Conclusion: Next we need the responses. There clearly is still room for improvement in the current force fields, even in the standard system of a pure lipid bilayer at full hydration. However, the quality of a force field (in terms of the goal we set for this project, that is, correctly reproducing the headgroup conformations) depends ultimately on its ability to correctly respond to changing environmental conditions.

Based on the here presented analysis at full hydration, it is now justified to focus mostly on testing the responses—to hydration levels, ion concentrations, and cholesterol content—in the top three force fields: CHARMM36, MacRog, and GAFFlipid. (In fact, some response data have already been reported in the blog. An overview of these will be presented in a separate post.) The responses of the other seven nine force fields do not need to be studied, unless of course new data is posted suggesting that further discussion might be justified.

Should any of the three promising all-atom force fields pass the response tests, we might try to use it as a basis on which to build a well-performing united atom model. If successful, this approach would fulfil the goal of our project.

Things still To Do for full hydration:
  • Calculate the order parameters in the new AmberLipid14: Work already in progress by Samuli.
  • Calculate the order parameters in the Ulmschneider force field: No work yet in progress.
  • Calculate the order parameters in the CHARMM36-UA force field: No work yet in progress.

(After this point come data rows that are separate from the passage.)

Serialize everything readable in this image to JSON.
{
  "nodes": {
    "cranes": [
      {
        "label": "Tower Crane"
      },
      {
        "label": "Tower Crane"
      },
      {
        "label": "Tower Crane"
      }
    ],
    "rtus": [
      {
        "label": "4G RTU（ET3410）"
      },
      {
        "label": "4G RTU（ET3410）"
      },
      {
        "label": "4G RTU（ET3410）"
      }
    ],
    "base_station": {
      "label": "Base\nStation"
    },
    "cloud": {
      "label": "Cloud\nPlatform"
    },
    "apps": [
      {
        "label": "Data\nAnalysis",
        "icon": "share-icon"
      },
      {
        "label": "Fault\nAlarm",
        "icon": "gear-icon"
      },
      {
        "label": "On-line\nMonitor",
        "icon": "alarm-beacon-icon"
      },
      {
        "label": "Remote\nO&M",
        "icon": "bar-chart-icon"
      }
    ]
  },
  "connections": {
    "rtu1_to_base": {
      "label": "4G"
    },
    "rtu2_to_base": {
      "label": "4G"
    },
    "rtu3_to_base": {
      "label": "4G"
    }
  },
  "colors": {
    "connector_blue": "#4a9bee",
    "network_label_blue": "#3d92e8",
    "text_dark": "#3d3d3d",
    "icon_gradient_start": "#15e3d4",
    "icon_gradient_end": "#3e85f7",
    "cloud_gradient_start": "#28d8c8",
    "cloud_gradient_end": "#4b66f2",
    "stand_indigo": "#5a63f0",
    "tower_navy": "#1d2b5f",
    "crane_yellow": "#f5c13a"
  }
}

Notes on some technical issues that came up while the results presented here were produced. These notes are probably not crucial for the goals of the nmrlipids-project, but are presented here as they might be of general interest to the project participants or to the lipid simulation community at large.

We were not able to completely reproduce the results for GAFFlipids (area per molecule, order parameters) reported in the original publication [Dickson 2012]. We tested various approaches (different lipid types, different bond constraints, different thermostats, different hydrogen masses), but the issue remains so far unsolved. It is possibly related to differences between Gromacs and Amber simulation packages. The issue is currently on hold, however, as we are testing the new AmberLipid14 force field. Should it behave reasonably, we probably will simply use it to replace the GAFFlipids results in Figs. 1 and 2. Update on 11 Apr 2014: The headgroups (in particular g1 and g3 carbons) seem to be better described in GAFFlipids than in Lipid14 (see Fig. 1 and this plot of Samuli's simulation results). Therefore, let us try and solve the reproducibility problems with GAFFlipids and then check their response to varying conditions.

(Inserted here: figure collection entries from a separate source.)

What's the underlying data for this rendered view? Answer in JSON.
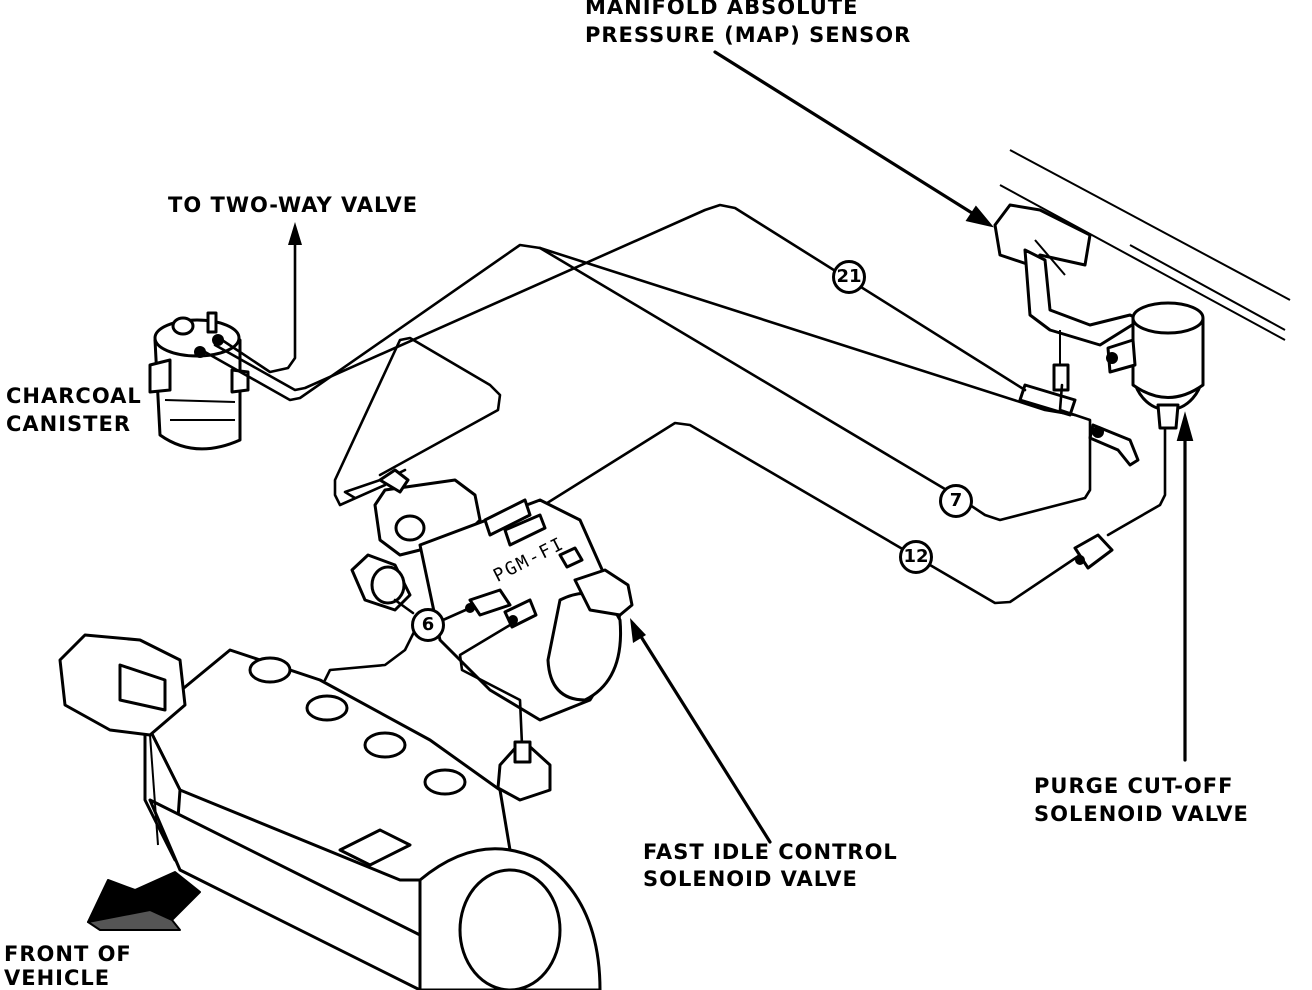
{
  "labels": {
    "map_sensor_line1": "MANIFOLD ABSOLUTE",
    "map_sensor_line2": "PRESSURE (MAP) SENSOR",
    "two_way_valve": "TO TWO-WAY VALVE",
    "charcoal_line1": "CHARCOAL",
    "charcoal_line2": "CANISTER",
    "fast_idle_line1": "FAST IDLE CONTROL",
    "fast_idle_line2": "SOLENOID VALVE",
    "purge_line1": "PURGE CUT-OFF",
    "purge_line2": "SOLENOID VALVE",
    "front_line1": "FRONT OF",
    "front_line2": "VEHICLE",
    "throttle_body_marking": "PGM-FI"
  },
  "hose_numbers": {
    "h21": "21",
    "h7": "7",
    "h12": "12",
    "h6": "6"
  },
  "colors": {
    "ink": "#000000",
    "paper": "#ffffff"
  }
}
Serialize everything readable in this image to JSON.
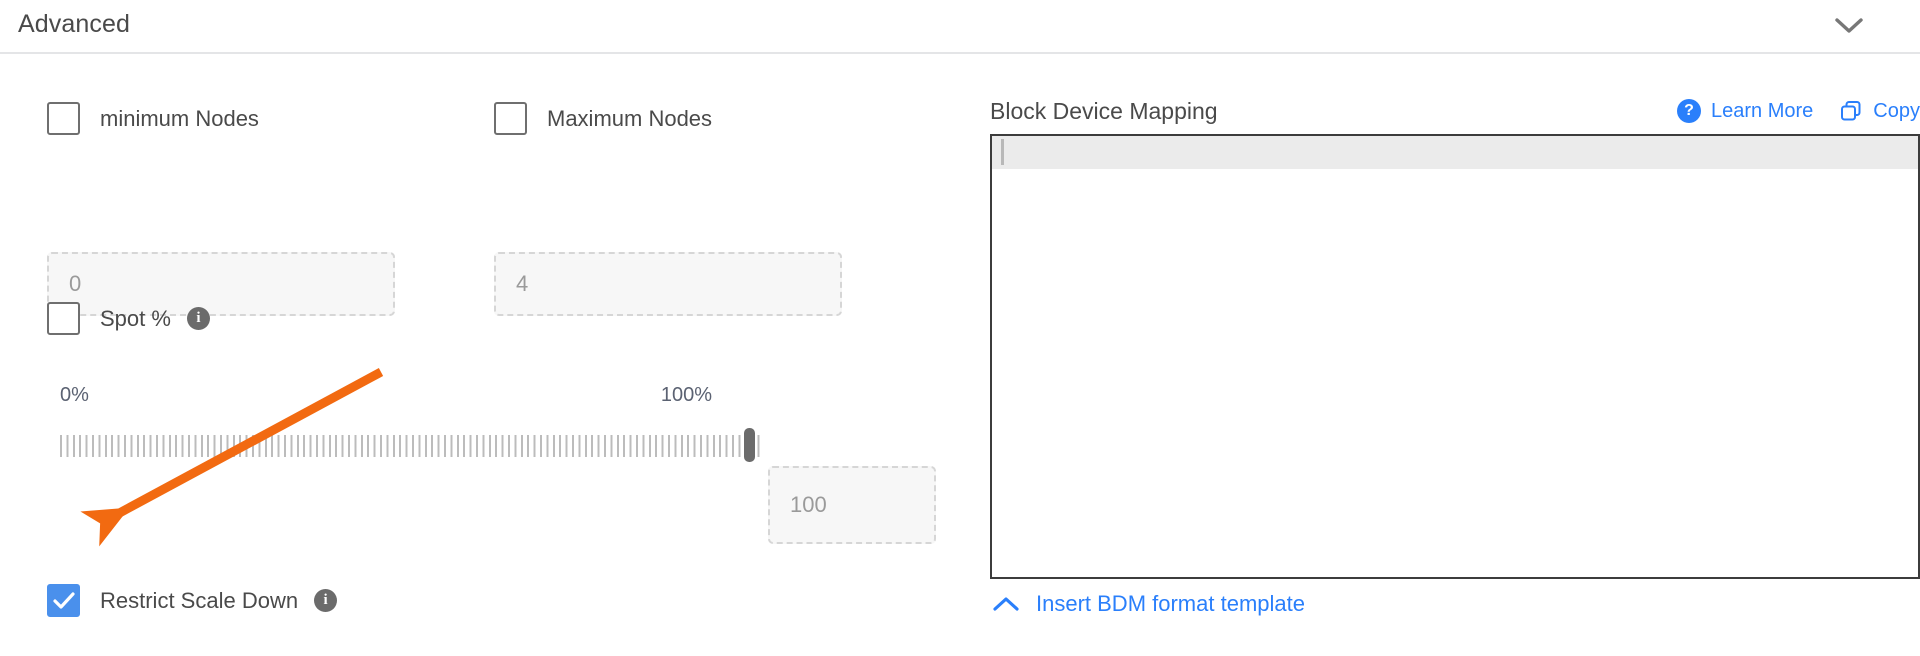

Three problems were encountered while reproducing the results of Poger et al. 2012:
  1. We could not reproduce the area per molecule reported in the publication.
  2. Contrary to what was reported in the publication, results (area per molecule and order parameters) were affected by the choice of method for calculating the electrostatic interactions: reaction field vs. PME. 
  3. The order parameters for the headgroup and glycerol carbons of different models (Poger, Kukol, Berger) reported by Poger et al (in their Table 2) differ from the results that have been obtained in the blog.
Possible partial explanations for the observations:
  1. It turned out that Gromacs versions 4.0 and 4.5 give different results for reaction field simulations. For more details see the Redmine Bug Report.
  2. While changing from reaction field to PME, Poger et al. also decreased their Lennard-Jones cut-off from 1.4 nm to 1.0 nm. This could possibly compensate for the changes we observed when switching from reaction field to PME and keeping the rest of our parameters fixed.
  3. This was not investigated further, as none of the reported order parameter sets (neither in the blog nor in the publication) were in good agreement with the experimental values. However, it is not clear to us if the Gromacs tool g_order was maybe used by Poger et al. for calculating the headgroup order parameters—this can be problematic should the hydrogens of a single carbon experience a split, i.e., give different order parameters.